It’s difficult for the sophisticated investor in the current markets. All things being equal, which they never are, it should be expected that good economic numbers will boost stocks and negative economic news traditionally pulls money out of stocks and into bonds. But there are too many unpredictable,stocks bonds mutual funds real estate external influences that are driving today’s markets.

Take today’s economic reports for instance. Both new home sales and consumer confidence came in way higher than expected, with numbers not seen since 2008. The Commerce Department reported that new home sales rose 18.6 percent to an annualized rate of 504,000 homes. Likewise, economists anticipated an increase in Consumer Confidence with an 83.5 reading yet the number came in higher at 85.2. This too was the highest since January 2008. So what’s happening?
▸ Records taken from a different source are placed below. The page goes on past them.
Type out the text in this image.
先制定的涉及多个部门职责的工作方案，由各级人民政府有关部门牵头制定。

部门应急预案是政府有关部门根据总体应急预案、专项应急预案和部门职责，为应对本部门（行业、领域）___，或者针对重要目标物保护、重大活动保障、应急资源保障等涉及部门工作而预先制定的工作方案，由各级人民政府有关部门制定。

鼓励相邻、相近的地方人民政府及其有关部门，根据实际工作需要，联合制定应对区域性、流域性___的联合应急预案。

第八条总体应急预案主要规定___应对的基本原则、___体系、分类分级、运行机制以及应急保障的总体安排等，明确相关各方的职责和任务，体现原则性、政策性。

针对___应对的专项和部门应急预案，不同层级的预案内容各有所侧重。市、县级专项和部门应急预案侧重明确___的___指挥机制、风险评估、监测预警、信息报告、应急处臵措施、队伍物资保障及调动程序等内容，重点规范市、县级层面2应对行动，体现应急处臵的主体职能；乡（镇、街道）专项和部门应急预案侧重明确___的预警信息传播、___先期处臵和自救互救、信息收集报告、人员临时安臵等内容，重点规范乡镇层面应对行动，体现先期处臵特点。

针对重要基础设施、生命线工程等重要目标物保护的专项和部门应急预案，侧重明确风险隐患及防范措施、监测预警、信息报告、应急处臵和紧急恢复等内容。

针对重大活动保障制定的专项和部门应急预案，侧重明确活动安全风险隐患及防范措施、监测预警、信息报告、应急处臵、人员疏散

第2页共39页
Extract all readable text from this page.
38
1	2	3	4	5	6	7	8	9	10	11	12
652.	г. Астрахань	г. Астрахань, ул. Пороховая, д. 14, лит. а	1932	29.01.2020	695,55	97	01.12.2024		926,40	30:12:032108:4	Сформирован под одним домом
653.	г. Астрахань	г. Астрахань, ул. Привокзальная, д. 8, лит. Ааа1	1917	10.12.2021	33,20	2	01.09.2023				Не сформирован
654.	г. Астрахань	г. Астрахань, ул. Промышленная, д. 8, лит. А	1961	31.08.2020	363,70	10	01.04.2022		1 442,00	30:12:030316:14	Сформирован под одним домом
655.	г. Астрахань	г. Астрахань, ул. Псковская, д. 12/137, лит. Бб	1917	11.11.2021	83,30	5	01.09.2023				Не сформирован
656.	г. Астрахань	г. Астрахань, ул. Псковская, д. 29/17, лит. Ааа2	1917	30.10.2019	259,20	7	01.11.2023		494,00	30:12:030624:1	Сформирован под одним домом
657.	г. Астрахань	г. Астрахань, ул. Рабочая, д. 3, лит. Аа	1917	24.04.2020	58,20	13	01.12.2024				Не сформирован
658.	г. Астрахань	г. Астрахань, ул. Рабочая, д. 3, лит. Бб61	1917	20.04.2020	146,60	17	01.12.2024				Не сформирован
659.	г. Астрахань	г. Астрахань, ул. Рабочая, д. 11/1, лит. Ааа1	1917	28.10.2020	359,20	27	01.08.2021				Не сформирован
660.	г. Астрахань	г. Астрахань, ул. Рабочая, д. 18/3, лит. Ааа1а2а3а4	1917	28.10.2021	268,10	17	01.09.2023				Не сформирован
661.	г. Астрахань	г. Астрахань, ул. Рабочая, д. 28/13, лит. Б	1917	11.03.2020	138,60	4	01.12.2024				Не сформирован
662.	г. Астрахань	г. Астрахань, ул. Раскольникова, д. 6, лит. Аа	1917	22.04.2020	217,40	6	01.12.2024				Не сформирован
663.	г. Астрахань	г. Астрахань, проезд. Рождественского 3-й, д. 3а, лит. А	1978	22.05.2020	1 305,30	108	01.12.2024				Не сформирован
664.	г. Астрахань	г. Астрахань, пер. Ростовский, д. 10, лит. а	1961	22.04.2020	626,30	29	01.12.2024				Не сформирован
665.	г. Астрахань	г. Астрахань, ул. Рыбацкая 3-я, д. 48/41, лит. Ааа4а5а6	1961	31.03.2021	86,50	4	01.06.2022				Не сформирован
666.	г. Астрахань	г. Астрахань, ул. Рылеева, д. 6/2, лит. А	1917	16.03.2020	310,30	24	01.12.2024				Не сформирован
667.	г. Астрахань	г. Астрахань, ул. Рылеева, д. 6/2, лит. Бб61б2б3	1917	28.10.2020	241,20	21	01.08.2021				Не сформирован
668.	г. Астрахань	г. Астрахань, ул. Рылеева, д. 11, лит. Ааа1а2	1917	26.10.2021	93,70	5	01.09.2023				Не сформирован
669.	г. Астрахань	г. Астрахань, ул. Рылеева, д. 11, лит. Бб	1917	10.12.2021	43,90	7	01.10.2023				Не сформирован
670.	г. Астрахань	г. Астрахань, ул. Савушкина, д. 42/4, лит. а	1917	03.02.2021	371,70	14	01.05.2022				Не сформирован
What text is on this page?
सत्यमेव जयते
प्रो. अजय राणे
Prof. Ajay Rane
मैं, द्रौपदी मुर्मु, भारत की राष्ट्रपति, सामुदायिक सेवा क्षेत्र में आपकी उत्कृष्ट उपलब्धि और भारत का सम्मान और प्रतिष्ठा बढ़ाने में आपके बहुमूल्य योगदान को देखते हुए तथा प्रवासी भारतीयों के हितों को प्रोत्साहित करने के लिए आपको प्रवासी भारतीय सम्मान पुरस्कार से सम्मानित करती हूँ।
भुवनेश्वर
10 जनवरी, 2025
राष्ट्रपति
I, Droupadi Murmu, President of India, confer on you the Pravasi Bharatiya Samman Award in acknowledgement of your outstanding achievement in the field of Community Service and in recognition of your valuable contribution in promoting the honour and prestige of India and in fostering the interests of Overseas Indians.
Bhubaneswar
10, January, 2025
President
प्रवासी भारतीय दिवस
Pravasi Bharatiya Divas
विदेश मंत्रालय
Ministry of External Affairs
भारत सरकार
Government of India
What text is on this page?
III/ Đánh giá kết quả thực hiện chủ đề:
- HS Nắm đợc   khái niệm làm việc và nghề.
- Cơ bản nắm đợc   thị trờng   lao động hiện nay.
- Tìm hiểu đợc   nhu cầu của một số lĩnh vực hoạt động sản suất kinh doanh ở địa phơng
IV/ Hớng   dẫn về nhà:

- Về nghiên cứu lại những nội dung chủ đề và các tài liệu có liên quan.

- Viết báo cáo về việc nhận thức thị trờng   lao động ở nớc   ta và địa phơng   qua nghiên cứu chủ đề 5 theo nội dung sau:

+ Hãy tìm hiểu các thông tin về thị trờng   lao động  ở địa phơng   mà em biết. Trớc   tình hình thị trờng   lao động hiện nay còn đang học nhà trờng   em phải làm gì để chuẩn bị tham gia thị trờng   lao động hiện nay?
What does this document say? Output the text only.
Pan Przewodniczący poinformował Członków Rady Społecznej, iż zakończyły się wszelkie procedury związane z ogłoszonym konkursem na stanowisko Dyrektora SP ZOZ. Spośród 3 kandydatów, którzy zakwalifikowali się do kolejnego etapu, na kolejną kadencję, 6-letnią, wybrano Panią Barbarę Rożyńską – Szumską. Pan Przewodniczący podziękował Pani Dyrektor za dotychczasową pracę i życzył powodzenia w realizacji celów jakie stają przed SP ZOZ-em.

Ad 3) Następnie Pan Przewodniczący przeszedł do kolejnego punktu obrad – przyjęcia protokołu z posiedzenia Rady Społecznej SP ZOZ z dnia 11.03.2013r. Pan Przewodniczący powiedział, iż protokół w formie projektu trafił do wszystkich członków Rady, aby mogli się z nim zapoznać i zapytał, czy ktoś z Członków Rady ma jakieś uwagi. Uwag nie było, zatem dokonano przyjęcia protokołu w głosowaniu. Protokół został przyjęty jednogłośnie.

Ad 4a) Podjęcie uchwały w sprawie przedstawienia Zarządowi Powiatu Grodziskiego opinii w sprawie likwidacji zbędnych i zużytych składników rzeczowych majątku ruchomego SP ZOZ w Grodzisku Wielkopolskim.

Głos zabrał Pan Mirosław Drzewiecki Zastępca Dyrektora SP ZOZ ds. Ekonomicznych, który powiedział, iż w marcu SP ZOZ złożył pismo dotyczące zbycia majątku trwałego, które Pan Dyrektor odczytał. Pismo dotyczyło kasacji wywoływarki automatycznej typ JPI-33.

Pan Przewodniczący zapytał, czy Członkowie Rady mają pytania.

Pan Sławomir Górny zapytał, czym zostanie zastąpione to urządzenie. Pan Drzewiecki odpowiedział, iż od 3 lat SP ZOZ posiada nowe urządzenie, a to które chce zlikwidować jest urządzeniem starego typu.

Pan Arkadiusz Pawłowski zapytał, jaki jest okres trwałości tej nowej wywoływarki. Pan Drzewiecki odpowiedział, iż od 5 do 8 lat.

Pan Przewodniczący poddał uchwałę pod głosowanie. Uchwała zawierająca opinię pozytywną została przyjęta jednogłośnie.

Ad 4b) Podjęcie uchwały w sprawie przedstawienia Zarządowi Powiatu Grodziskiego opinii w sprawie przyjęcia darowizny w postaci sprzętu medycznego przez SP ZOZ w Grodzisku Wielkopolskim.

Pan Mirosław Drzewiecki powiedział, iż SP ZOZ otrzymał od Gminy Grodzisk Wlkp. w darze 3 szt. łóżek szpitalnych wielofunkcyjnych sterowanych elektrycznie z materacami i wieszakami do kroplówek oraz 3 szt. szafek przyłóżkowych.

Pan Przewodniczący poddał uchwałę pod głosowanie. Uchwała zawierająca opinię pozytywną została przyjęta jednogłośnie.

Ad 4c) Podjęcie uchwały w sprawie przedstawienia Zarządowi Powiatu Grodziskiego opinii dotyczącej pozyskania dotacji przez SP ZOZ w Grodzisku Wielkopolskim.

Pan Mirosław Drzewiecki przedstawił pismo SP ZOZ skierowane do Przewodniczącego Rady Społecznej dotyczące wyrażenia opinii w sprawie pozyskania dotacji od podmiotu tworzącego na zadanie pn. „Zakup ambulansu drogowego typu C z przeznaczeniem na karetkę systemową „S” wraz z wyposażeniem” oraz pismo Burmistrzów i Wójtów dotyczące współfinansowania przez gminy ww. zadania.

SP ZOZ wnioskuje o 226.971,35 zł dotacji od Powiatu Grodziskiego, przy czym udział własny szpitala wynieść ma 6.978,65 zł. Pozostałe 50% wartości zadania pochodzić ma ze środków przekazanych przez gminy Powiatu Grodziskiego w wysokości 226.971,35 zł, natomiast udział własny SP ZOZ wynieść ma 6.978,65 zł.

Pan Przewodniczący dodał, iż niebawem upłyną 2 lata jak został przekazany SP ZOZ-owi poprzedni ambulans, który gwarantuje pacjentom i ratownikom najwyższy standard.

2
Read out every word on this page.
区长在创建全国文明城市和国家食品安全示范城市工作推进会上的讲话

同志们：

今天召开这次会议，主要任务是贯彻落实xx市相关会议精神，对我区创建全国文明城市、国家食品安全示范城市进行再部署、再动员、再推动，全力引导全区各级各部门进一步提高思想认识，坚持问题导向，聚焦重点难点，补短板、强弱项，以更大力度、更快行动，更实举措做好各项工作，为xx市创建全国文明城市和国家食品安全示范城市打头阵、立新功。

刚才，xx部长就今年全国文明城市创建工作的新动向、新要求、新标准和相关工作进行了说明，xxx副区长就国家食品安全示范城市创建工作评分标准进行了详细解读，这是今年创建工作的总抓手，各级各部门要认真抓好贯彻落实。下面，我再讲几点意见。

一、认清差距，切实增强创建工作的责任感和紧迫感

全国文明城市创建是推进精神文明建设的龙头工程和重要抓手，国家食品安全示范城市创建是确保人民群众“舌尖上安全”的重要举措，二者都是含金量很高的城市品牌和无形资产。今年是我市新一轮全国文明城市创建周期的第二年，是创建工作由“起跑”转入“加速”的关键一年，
Contrary to traditional thought stocks fell while bonds and Treasuries rose. The problem isn’t as much the economic reports but rather the events beyond Wall Street, particularly the news coming out of Iraq. There is no real way to predict any outcome as it currently stands and investors seem to be more concerned with preserving assets instead of looking for equity gains. The Dow lost 119 points and the S&P finished up another day of losses, down 12.

The accredited investor should consider exploring real estate investments. Not necessarily a REIT but investing in single family and small commercial. Such transactions provide returns based upon a buy price, cost to repair and final sales price, all determined by existing real estate data. A four-unit rental won’t lose 10 percent of its value overnight due to geopolitical events elsewhere. Properly analyzed, such opportunities are easy to understand with a straightforward approach. Invest in properties that are undervalued, repair when needed then sell at market value or hold for longer term appreciation. No unpredictable, external influences required.